Which way is better from the performance point of view: to have a Shop document and a list of products inside and then make querying only per this document.
Or better will be having separate collection with all products per all shops in it and then build queries for that collection?
Maybe the question itself: does mongodb could query through the body of one document with such efficient manner like through many documents.
UPD 1:
For now let's assuming that products itself is quite small (Id, Price, Name, Count) and the amount of it is limited. (So I know for sure that it won't be more than 1000 products per shop)
UPD2
Also lets assuming that I don't want to read that database for the view purposes, just for statistics. (How much sold, which is most interesting, what groups and so on)
As with all these question one of the main deciding factors is data size and growth.
Will your data per shop exceed 16 meg? Judging by how many items a shop can have and how much data can be attributed to just a single item I would yes, very quickly.
What I mean is imagine how many fields you have for a product:
Product id
Description
Price
Options
Currency
blurb
SKU
Barcode (or whatever)
Some of these fields will be quite big, For example, the description of the product could be massive.
However if on the off chance this is a very simple application and you are looking at a product that can be be fully contained in a single data row and shops which will never have more than 5-8,000 items then you could do better with subdocuments of the sort:
{
_id: ObjectId(),
shop_name: 'toys r us',
items: [
{ p_id: ObjectId(), price: '1000000', currency: 'GBP', description: 'fkf' }
]
}
Subdocuments do not come without their price though. Imagine you have a document that only has one subdocument, in 10 days has 100 and in 20, 1000.
The fragmentation caused by the consistently growing documents could be quite significant. This lowers your performance for one. Not only will your performance become a problem but also fixing fragmentation is not a nice job and then later solving it in the applications logic is even harder.
To understand more about how MongoDB actually works inside you can view this presentation: http://www.10gen.com/presentations/storage-engine-internals
As for querying on a subdocument, it does require a little extra work on MongoDBs end but it is still quite cheap (cheaper than multiple round trips) providing you set it up right.
Personally based on the information I have given above I would go for two collections but I don't know the true extent of your scenario...
Edit
UPD 1: For now let's assuming that products itself is quite small (Id, Price, Name, Count) and the amount of it is limited. (So I know for sure that it won't be more than 1000 products per shop)
Okay so your documents are small, probably a couple of bytes each. In this case you might be able to use subdocuments here with power of 2 sizes allocation to remedy some of that fragmentation: http://docs.mongodb.org/manual/reference/command/collMod/#usePowerOf2Sizes
This could create a performant operation, still 1 to 1000 subdocuments can cause fragmentation however those fragments should be filled by smaller "new" shop documents when they come into existence.

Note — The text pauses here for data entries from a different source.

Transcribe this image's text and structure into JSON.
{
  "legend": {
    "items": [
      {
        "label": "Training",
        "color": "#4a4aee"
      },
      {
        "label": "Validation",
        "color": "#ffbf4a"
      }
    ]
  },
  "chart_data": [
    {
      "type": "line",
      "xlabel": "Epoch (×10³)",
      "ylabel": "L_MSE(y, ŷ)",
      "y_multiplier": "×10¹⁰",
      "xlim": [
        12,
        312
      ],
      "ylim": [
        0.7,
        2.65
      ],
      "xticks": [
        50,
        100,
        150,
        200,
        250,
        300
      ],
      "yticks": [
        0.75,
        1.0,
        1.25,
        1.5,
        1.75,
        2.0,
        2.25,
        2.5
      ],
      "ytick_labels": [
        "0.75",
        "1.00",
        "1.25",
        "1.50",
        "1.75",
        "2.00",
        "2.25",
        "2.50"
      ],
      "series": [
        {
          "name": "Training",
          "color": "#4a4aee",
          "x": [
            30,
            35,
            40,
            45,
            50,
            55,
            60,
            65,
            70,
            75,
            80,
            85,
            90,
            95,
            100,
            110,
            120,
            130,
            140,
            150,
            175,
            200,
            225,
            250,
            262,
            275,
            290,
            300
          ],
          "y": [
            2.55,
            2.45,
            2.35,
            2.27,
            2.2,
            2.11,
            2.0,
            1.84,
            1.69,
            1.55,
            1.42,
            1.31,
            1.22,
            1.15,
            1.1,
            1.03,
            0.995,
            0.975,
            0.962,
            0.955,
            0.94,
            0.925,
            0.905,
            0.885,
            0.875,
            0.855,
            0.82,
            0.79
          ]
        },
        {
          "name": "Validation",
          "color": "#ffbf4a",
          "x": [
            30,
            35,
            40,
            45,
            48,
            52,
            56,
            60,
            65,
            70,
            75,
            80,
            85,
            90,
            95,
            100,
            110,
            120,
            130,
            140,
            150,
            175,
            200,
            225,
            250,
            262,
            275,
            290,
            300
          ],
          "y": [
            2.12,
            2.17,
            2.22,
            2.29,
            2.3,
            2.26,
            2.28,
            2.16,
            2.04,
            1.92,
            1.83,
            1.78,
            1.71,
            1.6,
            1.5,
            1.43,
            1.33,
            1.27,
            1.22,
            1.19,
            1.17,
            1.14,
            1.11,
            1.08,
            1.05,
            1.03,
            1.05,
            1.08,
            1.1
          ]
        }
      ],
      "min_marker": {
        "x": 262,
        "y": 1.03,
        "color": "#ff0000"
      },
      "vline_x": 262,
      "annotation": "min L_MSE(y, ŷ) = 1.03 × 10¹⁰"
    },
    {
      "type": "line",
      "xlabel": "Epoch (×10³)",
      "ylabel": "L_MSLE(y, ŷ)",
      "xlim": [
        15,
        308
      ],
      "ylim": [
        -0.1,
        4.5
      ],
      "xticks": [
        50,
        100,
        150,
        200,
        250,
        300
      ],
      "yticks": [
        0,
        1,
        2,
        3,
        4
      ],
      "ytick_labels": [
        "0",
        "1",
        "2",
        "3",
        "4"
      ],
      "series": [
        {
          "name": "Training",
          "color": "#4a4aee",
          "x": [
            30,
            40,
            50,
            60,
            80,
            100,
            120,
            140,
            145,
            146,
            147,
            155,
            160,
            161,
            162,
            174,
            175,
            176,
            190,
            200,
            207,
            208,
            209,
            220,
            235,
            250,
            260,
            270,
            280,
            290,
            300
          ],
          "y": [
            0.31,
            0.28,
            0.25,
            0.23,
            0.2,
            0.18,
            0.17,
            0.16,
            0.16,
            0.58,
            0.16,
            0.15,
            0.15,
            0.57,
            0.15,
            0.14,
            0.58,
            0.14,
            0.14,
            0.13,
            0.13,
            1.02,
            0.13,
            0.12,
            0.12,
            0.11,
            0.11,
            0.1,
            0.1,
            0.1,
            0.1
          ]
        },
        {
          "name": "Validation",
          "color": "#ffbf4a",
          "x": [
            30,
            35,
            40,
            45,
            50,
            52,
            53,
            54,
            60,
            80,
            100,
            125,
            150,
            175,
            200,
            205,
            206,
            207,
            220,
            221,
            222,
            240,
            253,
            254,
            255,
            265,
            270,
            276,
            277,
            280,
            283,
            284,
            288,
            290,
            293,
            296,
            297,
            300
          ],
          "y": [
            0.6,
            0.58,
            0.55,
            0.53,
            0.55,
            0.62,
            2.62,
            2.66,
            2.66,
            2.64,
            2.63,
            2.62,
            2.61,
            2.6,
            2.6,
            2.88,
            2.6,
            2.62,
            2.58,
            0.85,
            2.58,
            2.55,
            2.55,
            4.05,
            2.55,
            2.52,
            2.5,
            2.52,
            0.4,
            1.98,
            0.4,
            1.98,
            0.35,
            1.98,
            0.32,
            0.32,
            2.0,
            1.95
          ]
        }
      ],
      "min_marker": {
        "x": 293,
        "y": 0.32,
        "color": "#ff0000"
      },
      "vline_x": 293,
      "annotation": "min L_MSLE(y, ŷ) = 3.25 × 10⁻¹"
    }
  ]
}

UPD2 Also lets assuming that I don't want to read that database for the view purposes, just for statistics. (How much solds, which is most interesting, what groups and so on)

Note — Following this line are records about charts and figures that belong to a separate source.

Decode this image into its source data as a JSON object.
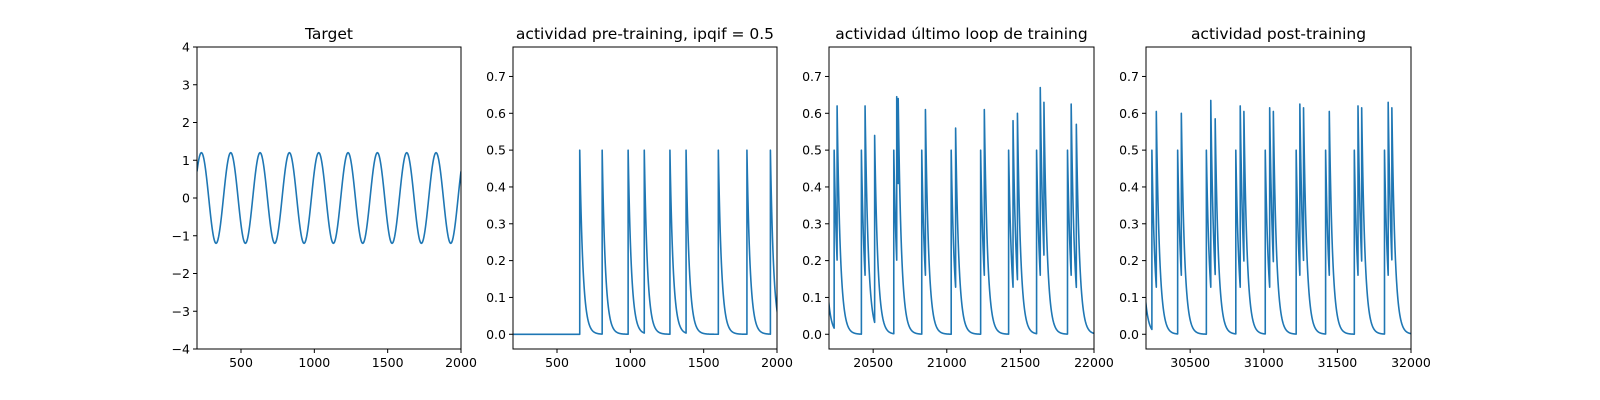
{
  "chart_data": [
    {
      "type": "line",
      "title": "Target",
      "xlim": [
        200,
        2000
      ],
      "ylim": [
        -4,
        4
      ],
      "xticks": [
        500,
        1000,
        1500,
        2000
      ],
      "yticks": [
        -4,
        -3,
        -2,
        -1,
        0,
        1,
        2,
        3,
        4
      ],
      "xtick_labels": [
        "500",
        "1000",
        "1500",
        "2000"
      ],
      "ytick_labels": [
        "−4",
        "−3",
        "−2",
        "−1",
        "0",
        "1",
        "2",
        "3",
        "4"
      ],
      "line_color": "#1f77b4",
      "signal": {
        "kind": "sine",
        "amplitude": 1.2,
        "period": 200,
        "peak_at": 230
      }
    },
    {
      "type": "line",
      "title": "actividad pre-training, ipqif = 0.5",
      "xlim": [
        200,
        2000
      ],
      "ylim": [
        -0.04,
        0.78
      ],
      "xticks": [
        500,
        1000,
        1500,
        2000
      ],
      "yticks": [
        0.0,
        0.1,
        0.2,
        0.3,
        0.4,
        0.5,
        0.6,
        0.7
      ],
      "xtick_labels": [
        "500",
        "1000",
        "1500",
        "2000"
      ],
      "ytick_labels": [
        "0.0",
        "0.1",
        "0.2",
        "0.3",
        "0.4",
        "0.5",
        "0.6",
        "0.7"
      ],
      "line_color": "#1f77b4",
      "signal": {
        "kind": "spikes",
        "start": 200,
        "baseline": 0.0,
        "tau": 22
      },
      "spike_times": [
        655,
        808,
        985,
        1095,
        1270,
        1380,
        1600,
        1795,
        1955
      ],
      "spike_peaks": [
        0.5,
        0.5,
        0.5,
        0.5,
        0.5,
        0.5,
        0.5,
        0.5,
        0.5
      ]
    },
    {
      "type": "line",
      "title": "actividad último loop de training",
      "xlim": [
        20200,
        22000
      ],
      "ylim": [
        -0.04,
        0.78
      ],
      "xticks": [
        20500,
        21000,
        21500,
        22000
      ],
      "yticks": [
        0.0,
        0.1,
        0.2,
        0.3,
        0.4,
        0.5,
        0.6,
        0.7
      ],
      "xtick_labels": [
        "20500",
        "21000",
        "21500",
        "22000"
      ],
      "ytick_labels": [
        "0.0",
        "0.1",
        "0.2",
        "0.3",
        "0.4",
        "0.5",
        "0.6",
        "0.7"
      ],
      "line_color": "#1f77b4",
      "signal": {
        "kind": "spikes",
        "start": 20130,
        "baseline": 0.0,
        "tau": 22
      },
      "spike_times": [
        20160,
        20235,
        20255,
        20420,
        20445,
        20510,
        20640,
        20660,
        20670,
        20830,
        20855,
        21030,
        21060,
        21230,
        21255,
        21420,
        21450,
        21480,
        21610,
        21635,
        21660,
        21820,
        21845,
        21880
      ],
      "spike_peaks": [
        0.5,
        0.5,
        0.62,
        0.5,
        0.62,
        0.54,
        0.5,
        0.645,
        0.64,
        0.5,
        0.61,
        0.5,
        0.56,
        0.5,
        0.61,
        0.5,
        0.58,
        0.6,
        0.5,
        0.67,
        0.63,
        0.5,
        0.625,
        0.57
      ]
    },
    {
      "type": "line",
      "title": "actividad post-training",
      "xlim": [
        30200,
        32000
      ],
      "ylim": [
        -0.04,
        0.78
      ],
      "xticks": [
        30500,
        31000,
        31500,
        32000
      ],
      "yticks": [
        0.0,
        0.1,
        0.2,
        0.3,
        0.4,
        0.5,
        0.6,
        0.7
      ],
      "xtick_labels": [
        "30500",
        "31000",
        "31500",
        "32000"
      ],
      "ytick_labels": [
        "0.0",
        "0.1",
        "0.2",
        "0.3",
        "0.4",
        "0.5",
        "0.6",
        "0.7"
      ],
      "line_color": "#1f77b4",
      "signal": {
        "kind": "spikes",
        "start": 30130,
        "baseline": 0.0,
        "tau": 22
      },
      "spike_times": [
        30160,
        30240,
        30270,
        30415,
        30440,
        30610,
        30640,
        30670,
        30810,
        30840,
        30865,
        31010,
        31040,
        31065,
        31220,
        31245,
        31270,
        31420,
        31445,
        31615,
        31640,
        31665,
        31820,
        31845,
        31870
      ],
      "spike_peaks": [
        0.5,
        0.5,
        0.605,
        0.5,
        0.6,
        0.5,
        0.635,
        0.585,
        0.5,
        0.62,
        0.605,
        0.5,
        0.615,
        0.605,
        0.5,
        0.625,
        0.615,
        0.5,
        0.605,
        0.5,
        0.62,
        0.615,
        0.5,
        0.63,
        0.615
      ]
    }
  ]
}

So per shop, using subdocuments, you could easily get the totals of how much sold per shop like:
db.shops.aggregate([
// Match shop id 1
{$match: {_id: 1}},
// unwind the products for that shop
{$unwind: '$products'},
// Group back up by shop id and total amount sold
{$group: {_id: '$_id', total_sold: {$sum: '$products.sold'}}}
])
Using the new aggregation framework (since version 2.1): http://docs.mongodb.org/manual/applications/aggregation/
So subdocuments can be just as easy as two separate collections to query on as well.